Der Wirt, der nur schleppend vorankommt, bedauert, dass er nicht schneller könne. Das liege an der Staublunge. Früher habe er als Bergmann gearbeitet. Jetzt faule sein Körper so vor sich hin. Die Kneipe könne der Wirt keine zwei Jahre mehr führen, da fehle ihm einfach die Kraft. Doch er kenne das schon. Seine Frau sei am Krebs verreckt.
Wir sprechen dem Wirt unser Mitgefühl aus. Eine schlimme Sache. Das ganze Elend der Welt scheint sich hier in der Herberge versammelt zu haben.
Der Wirt gesteht, für seine Gäste unten habe er nicht viel übrig. Erst neulich hätten sie wieder alles bei einer heftigen Prügelei kurz und klein geschlagen. Das koste jedes Mal viel Geld, weil die Versicherung ihm längst gekündigt habe.
Dieser Klagegesang des Wirts wirkt sich auch auf unsere Stimmung aus. Wir sind nun selbst bedrückt.
Vor der Tür zum Gästezimmer wage ich kaum noch, dem Wirt die Frage zu stellen, die mir die ganze Zeit schon auf den Lippen brennt: Wieso dieses Gasthaus eigentlich „Zum Höllenschlund" heiße.
Der Wirt erklärt mit leiser, gedrückter Stimme, dass die Gegend hier Höllenschlund genannt werde, weil früher viele Menschen an diesem Ort verschwunden seien. Das Volk habe geglaubt, der Teufel habe sie von der Erde weg in sein Höllenreich geholt. In Wirklichkeit seien wohl die hungrigen Bären dafür verantwortlich gewesen, die früher oft in diesem Gebiet umhergestreift seien.
Der Wirt sperrt das Fremdenzimmer auf, drückt mir den Schlüssel in die Hand und macht wortlos kehrt, um wieder zur Gaststube hinunterzuwackeln.

Sally stellt mit wenigen Blicken fest, dass das Zimmer nicht gerade im Top-Zustand sei.
Sie streift mit dem Finger über die Fensterbank und hat in der Tat eine zentimeterdicke Staubschicht am Finger.

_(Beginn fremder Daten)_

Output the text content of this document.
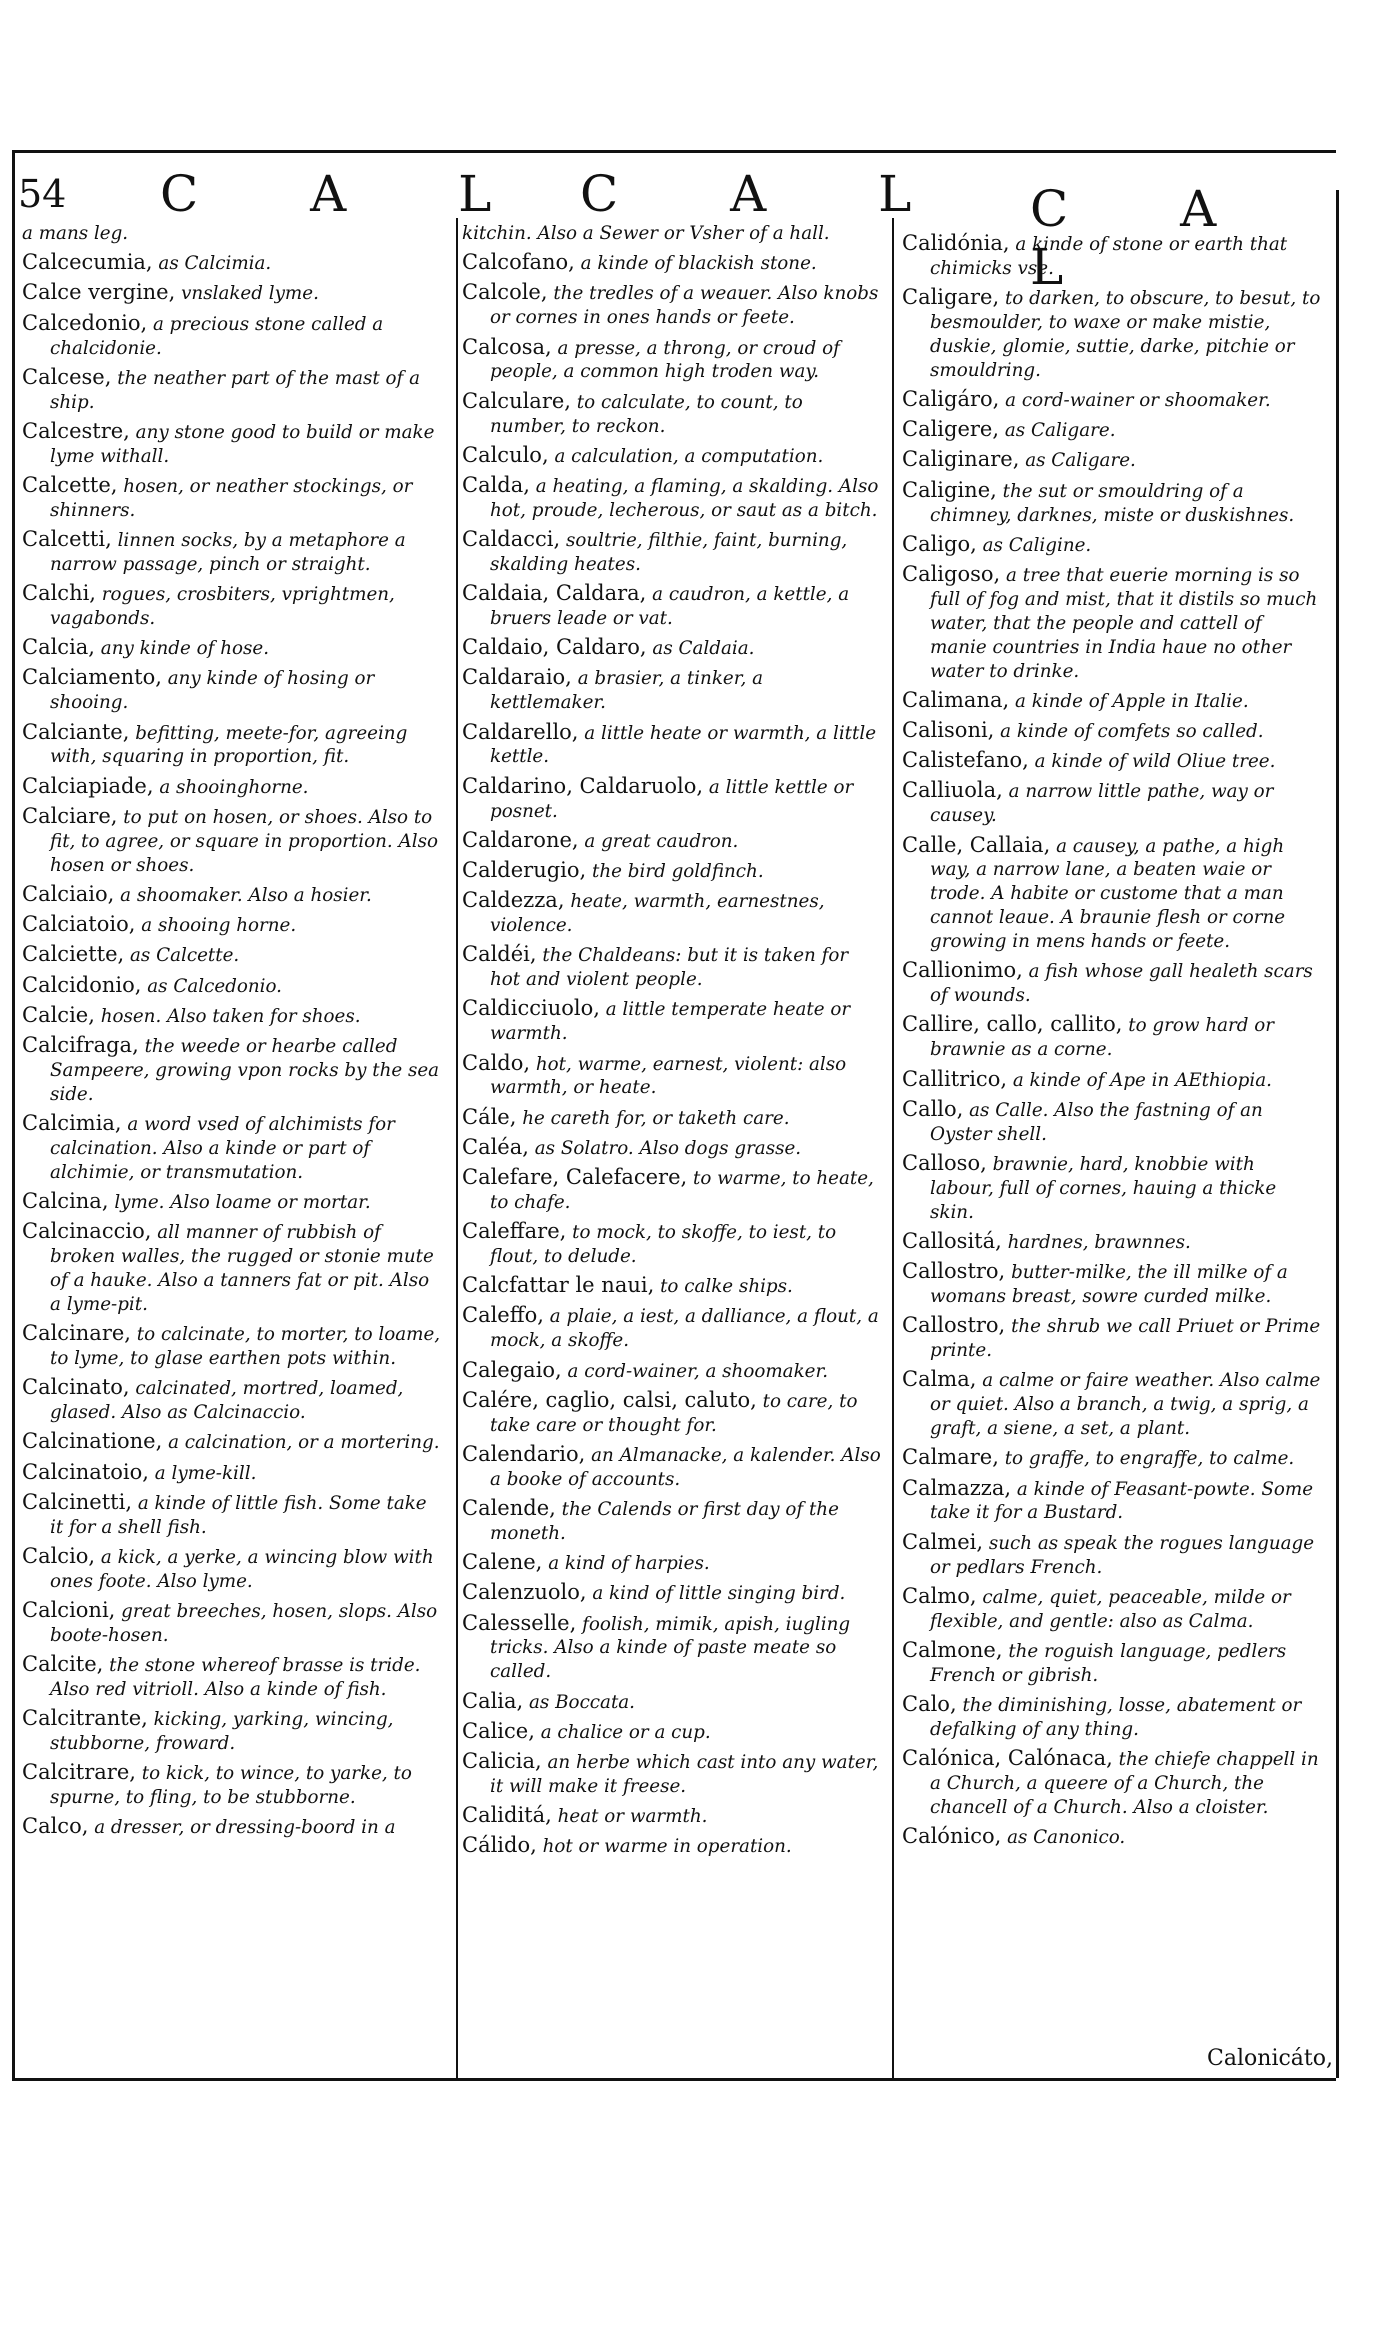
54 C A L C A L C A L
a mans leg.
Calcecumia, as Calcimia.
Calce vergine, vnslaked lyme.
Calcedonio, a precious stone called a chalcidonie.
Calcese, the neather part of the mast of a ship.
Calcestre, any stone good to build or make lyme withall.
Calcette, hosen, or neather stockings, or shinners.
Calcetti, linnen socks, by a metaphore a narrow passage, pinch or straight.
Calchi, rogues, crosbiters, vprightmen, vagabonds.
Calcia, any kinde of hose.
Calciamento, any kinde of hosing or shooing.
Calciante, befitting, meete-for, agreeing with, squaring in proportion, fit.
Calciapiade, a shooinghorne.
Calciare, to put on hosen, or shoes. Also to fit, to agree, or square in proportion. Also hosen or shoes.
Calciaio, a shoomaker. Also a hosier.
Calciatoio, a shooing horne.
Calciette, as Calcette.
Calcidonio, as Calcedonio.
Calcie, hosen. Also taken for shoes.
Calcifraga, the weede or hearbe called Sampeere, growing vpon rocks by the sea side.
Calcimia, a word vsed of alchimists for calcination. Also a kinde or part of alchimie, or transmutation.
Calcina, lyme. Also loame or mortar.
Calcinaccio, all manner of rubbish of broken walles, the rugged or stonie mute of a hauke. Also a tanners fat or pit. Also a lyme-pit.
Calcinare, to calcinate, to morter, to loame, to lyme, to glase earthen pots within.
Calcinato, calcinated, mortred, loamed, glased. Also as Calcinaccio.
Calcinatione, a calcination, or a mortering.
Calcinatoio, a lyme-kill.
Calcinetti, a kinde of little fish. Some take it for a shell fish.
Calcio, a kick, a yerke, a wincing blow with ones foote. Also lyme.
Calcioni, great breeches, hosen, slops. Also boote-hosen.
Calcite, the stone whereof brasse is tride. Also red vitrioll. Also a kinde of fish.
Calcitrante, kicking, yarking, wincing, stubborne, froward.
Calcitrare, to kick, to wince, to yarke, to spurne, to fling, to be stubborne.
Calco, a dresser, or dressing-boord in a
kitchin. Also a Sewer or Vsher of a hall.
Calcofano, a kinde of blackish stone.
Calcole, the tredles of a weauer. Also knobs or cornes in ones hands or feete.
Calcosa, a presse, a throng, or croud of people, a common high troden way.
Calculare, to calculate, to count, to number, to reckon.
Calculo, a calculation, a computation.
Calda, a heating, a flaming, a skalding. Also hot, proude, lecherous, or saut as a bitch.
Caldacci, soultrie, filthie, faint, burning, skalding heates.
Caldaia, Caldara, a caudron, a kettle, a bruers leade or vat.
Caldaio, Caldaro, as Caldaia.
Caldaraio, a brasier, a tinker, a kettlemaker.
Caldarello, a little heate or warmth, a little kettle.
Caldarino, Caldaruolo, a little kettle or posnet.
Caldarone, a great caudron.
Calderugio, the bird goldfinch.
Caldezza, heate, warmth, earnestnes, violence.
Caldéi, the Chaldeans: but it is taken for hot and violent people.
Caldicciuolo, a little temperate heate or warmth.
Caldo, hot, warme, earnest, violent: also warmth, or heate.
Cále, he careth for, or taketh care.
Caléa, as Solatro. Also dogs grasse.
Calefare, Calefacere, to warme, to heate, to chafe.
Caleffare, to mock, to skoffe, to iest, to flout, to delude.
Calcfattar le naui, to calke ships.
Caleffo, a plaie, a iest, a dalliance, a flout, a mock, a skoffe.
Calegaio, a cord-wainer, a shoomaker.
Calére, caglio, calsi, caluto, to care, to take care or thought for.
Calendario, an Almanacke, a kalender. Also a booke of accounts.
Calende, the Calends or first day of the moneth.
Calene, a kind of harpies.
Calenzuolo, a kind of little singing bird.
Calesselle, foolish, mimik, apish, iugling tricks. Also a kinde of paste meate so called.
Calia, as Boccata.
Calice, a chalice or a cup.
Calicia, an herbe which cast into any water, it will make it freese.
Caliditá, heat or warmth.
Cálido, hot or warme in operation.
Calidónia, a kinde of stone or earth that chimicks vse.
Caligare, to darken, to obscure, to besut, to besmoulder, to waxe or make mistie, duskie, glomie, suttie, darke, pitchie or smouldring.
Caligáro, a cord-wainer or shoomaker.
Caligere, as Caligare.
Caliginare, as Caligare.
Caligine, the sut or smouldring of a chimney, darknes, miste or duskishnes.
Caligo, as Caligine.
Caligoso, a tree that euerie morning is so full of fog and mist, that it distils so much water, that the people and cattell of manie countries in India haue no other water to drinke.
Calimana, a kinde of Apple in Italie.
Calisoni, a kinde of comfets so called.
Calistefano, a kinde of wild Oliue tree.
Calliuola, a narrow little pathe, way or causey.
Calle, Callaia, a causey, a pathe, a high way, a narrow lane, a beaten waie or trode. A habite or custome that a man cannot leaue. A braunie flesh or corne growing in mens hands or feete.
Callionimo, a fish whose gall healeth scars of wounds.
Callire, callo, callito, to grow hard or brawnie as a corne.
Callitrico, a kinde of Ape in AEthiopia.
Callo, as Calle. Also the fastning of an Oyster shell.
Calloso, brawnie, hard, knobbie with labour, full of cornes, hauing a thicke skin.
Callositá, hardnes, brawnnes.
Callostro, butter-milke, the ill milke of a womans breast, sowre curded milke.
Callostro, the shrub we call Priuet or Prime printe.
Calma, a calme or faire weather. Also calme or quiet. Also a branch, a twig, a sprig, a graft, a siene, a set, a plant.
Calmare, to graffe, to engraffe, to calme.
Calmazza, a kinde of Feasant-powte. Some take it for a Bustard.
Calmei, such as speak the rogues language or pedlars French.
Calmo, calme, quiet, peaceable, milde or flexible, and gentle: also as Calma.
Calmone, the roguish language, pedlers French or gibrish.
Calo, the diminishing, losse, abatement or defalking of any thing.
Calónica, Calónaca, the chiefe chappell in a Church, a queere of a Church, the chancell of a Church. Also a cloister.
Calónico, as Canonico.
Calonicáto,
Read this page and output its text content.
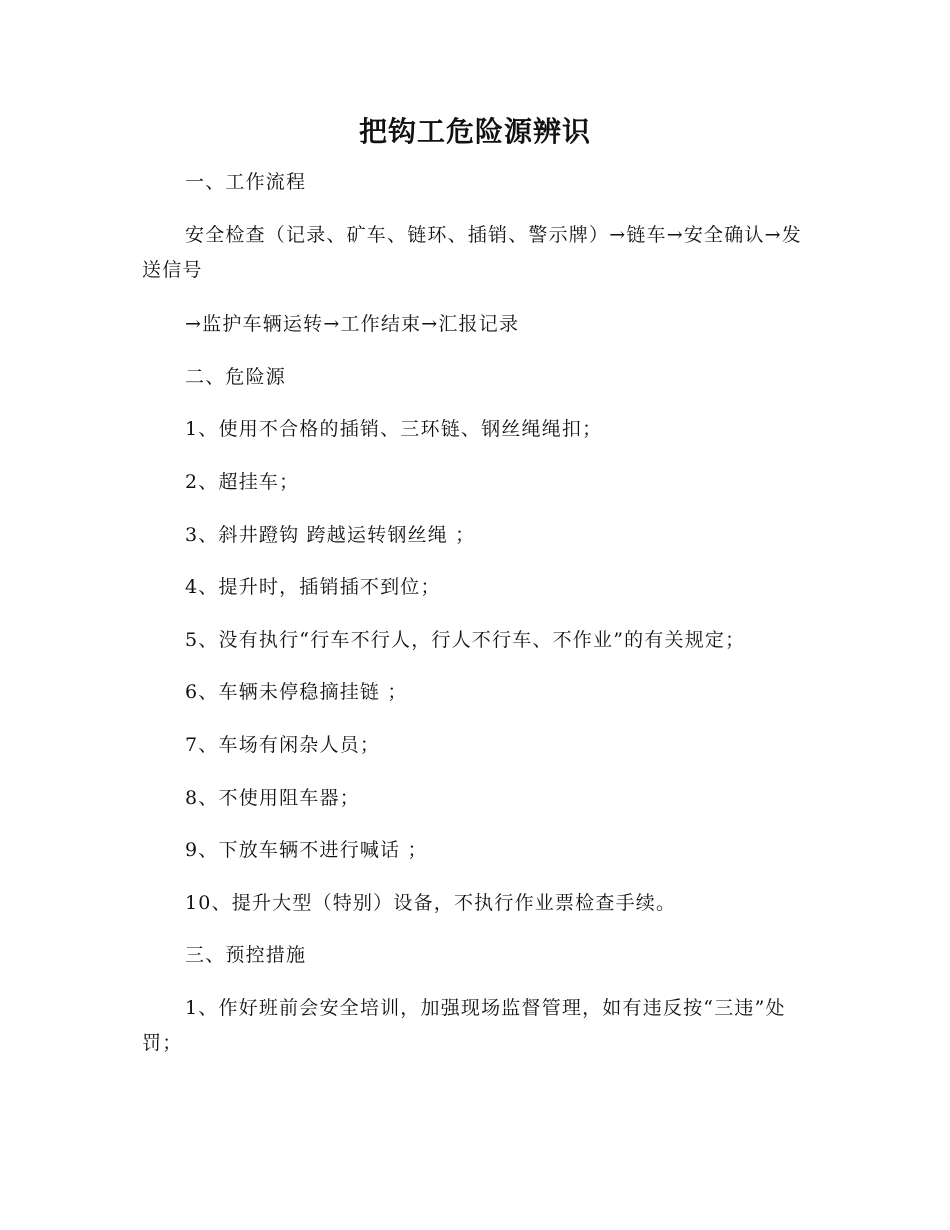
把钩工危险源辨识

一、工作流程

安全检查（记录、矿车、链环、插销、警示牌）→链车→安全确认→发送信号

→监护车辆运转→工作结束→汇报记录

二、危险源

1、使用不合格的插销、三环链、钢丝绳绳扣；

2、超挂车；

3、斜井蹬钩 跨越运转钢丝绳 ；

4、提升时，插销插不到位；

5、没有执行“行车不行人，行人不行车、不作业”的有关规定；

6、车辆未停稳摘挂链 ；

7、车场有闲杂人员；

8、不使用阻车器；

9、下放车辆不进行喊话 ；

10、提升大型（特别）设备，不执行作业票检查手续。

三、预控措施

1、作好班前会安全培训，加强现场监督管理，如有违反按“三违”处罚；
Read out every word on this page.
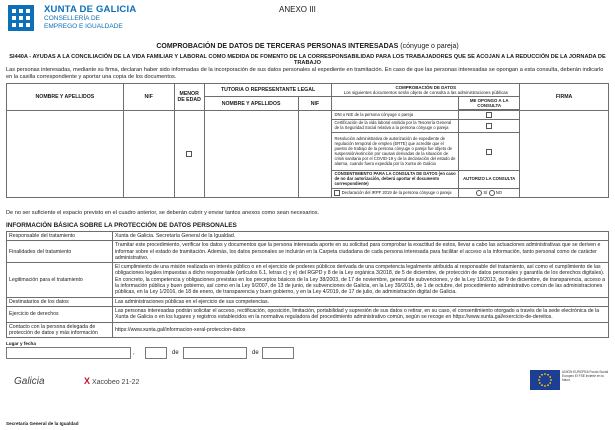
XUNTA DE GALICIA
CONSELLERÍA DE
EMPREGO E IGUALDADE
ANEXO III
COMPROBACIÓN DE DATOS DE TERCERAS PERSONAS INTERESADAS (cónyuge o pareja)
SI440A - AYUDAS A LA CONCILIACIÓN DE LA VIDA FAMILIAR Y LABORAL COMO MEDIDA DE FOMENTO DE LA CORRESPONSABILIDAD PARA LOS TRABAJADORES QUE SE ACOJAN A LA REDUCCIÓN DE LA JORNADA DE TRABAJO
Las personas interesadas, mediante su firma, declaran haber sido informadas de la incorporación de sus datos personales al expediente en tramitación. En caso de que las personas interesadas se opongan a esta consulta, deberán indicarlo en la casilla correspondiente y aportar una copia de los documentos.
NOMBRE Y APELLIDOS	NIF	MENOR DE EDAD	TUTOR/A O REPRESENTANTE LEGAL		COMPROBACIÓN DE DATOS
Los siguientes documentos serán objeto de consulta a las administraciones públicas		FIRMA
			NOMBRE Y APELLIDOS	NIF		ME OPONGO A LA CONSULTA	

					DNI o NIE de la persona cónyuge o pareja		
					Certificación de la vida laboral emitida por la Tesorería General de la Seguridad Social relativa a la persona cónyuge o pareja		
					Resolución administrativa de autorización de expediente de regulación temporal de empleo (ERTE) que acredite que el puesto de trabajo de la persona cónyuge o pareja fue objeto de suspensión/extinción por causas derivadas de la situación de crisis sanitaria por el COVID-19 y de la declaración del estado de alarma, cuando fuera expedida por la Xunta de Galicia		
					CONSENTIMIENTO PARA LA CONSULTA DE DATOS (en caso de no dar autorización, deberá aportar el documento correspondiente)	AUTORIZO LA CONSULTA	
					Declaración del IRPF 2019 de la persona cónyuge o pareja	SÍ NO	
De no ser suficiente el espacio previsto en el cuadro anterior, se deberán cubrir y enviar tantos anexos como sean necesarios.
INFORMACIÓN BÁSICA SOBRE LA PROTECCIÓN DE DATOS PERSONALES
Responsable del tratamiento	Xunta de Galicia. Secretaría General de la Igualdad.
Finalidades del tratamiento	Tramitar este procedimiento, verificar los datos y documentos que la persona interesada aporte en su solicitud para comprobar la exactitud de estos, llevar a cabo las actuaciones administrativas que se deriven e informar sobre el estado de tramitación. Además, los datos personales se incluirán en la Carpeta ciudadana de cada persona interesada para facilitar el acceso a la información, tanto personal como de carácter administrativo.
Legitimación para el tratamiento	El cumplimiento de una misión realizada en interés público o en el ejercicio de poderes públicos derivada de una competencia legalmente atribuida al responsable del tratamiento, así como el cumplimiento de las obligaciones legales impuestas a dicho responsable (artículos 6.1, letras c) y e) del RGPD y 8 de la Ley orgánica 3/2018, de 5 de diciembre, de protección de datos personales y garantía de los derechos digitales). En concreto, la competencia y obligaciones previstas en los preceptos básicos de la Ley 38/2003, de 17 de noviembre, general de subvenciones, y de la Ley 19/2013, de 9 de diciembre, de transparencia, acceso a la información pública y buen gobierno, así como en la Ley 9/2007, de 13 de junio, de subvenciones de Galicia, en la Ley 39/2015, de 1 de octubre, del procedimiento administrativo común de las administraciones públicas, en la Ley 1/2016, de 18 de enero, de transparencia y buen gobierno, y en la Ley 4/2019, de 17 de julio, de administración digital de Galicia.
Destinatarios de los datos	Las administraciones públicas en el ejercicio de sus competencias.
Ejercicio de derechos	Las personas interesadas podrán solicitar el acceso, rectificación, oposición, limitación, portabilidad y supresión de sus datos o retirar, en su caso, el consentimiento otorgado a través de la sede electrónica de la Xunta de Galicia o en los lugares y registros establecidos en la normativa reguladora del procedimiento administrativo común, según se recoge en https://www.xunta.gal/exercicio-de-dereitos.
Contacto con la persona delegada de protección de datos y más información	https://www.xunta.gal/informacion-xeral-proteccion-datos
Lugar y fecha
,	de	de
Galicia	X Xacobeo 21-22
UNIÓN EUROPEA Fondo Social Europeo El FSE invierte en tu futuro
Secretaría General de la Igualdad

Doch Sally hat Verständnis. In dieser Lotterwirtschaft fehle eben die Frau.
Die schwarzen Käfer, die in Massen über den Teppich laufen, stören uns nicht.
Ich erinnere Sally daran, wie wir den Kindergarten-Tanten fette Marienkäfer in den Kragen gekippt und uns über das Kreischen der pingeligen Ladys köstlich amüsiert hätten.
Sally schmunzelt.
Sie ist von der langen Fahrt geschafft und haut sich gleich in die Federn. Trotz des hohen Geräuschpegels, der von der Gaststube heraufdringt, pennt Sally sofort ein.
Jetzt fangen die Saufbrüder auch noch an, alte Zechlieder zu schmettern. Ich nehme eine Whiskyflasche aus unserer Reisetasche und flüchte auf den Balkon.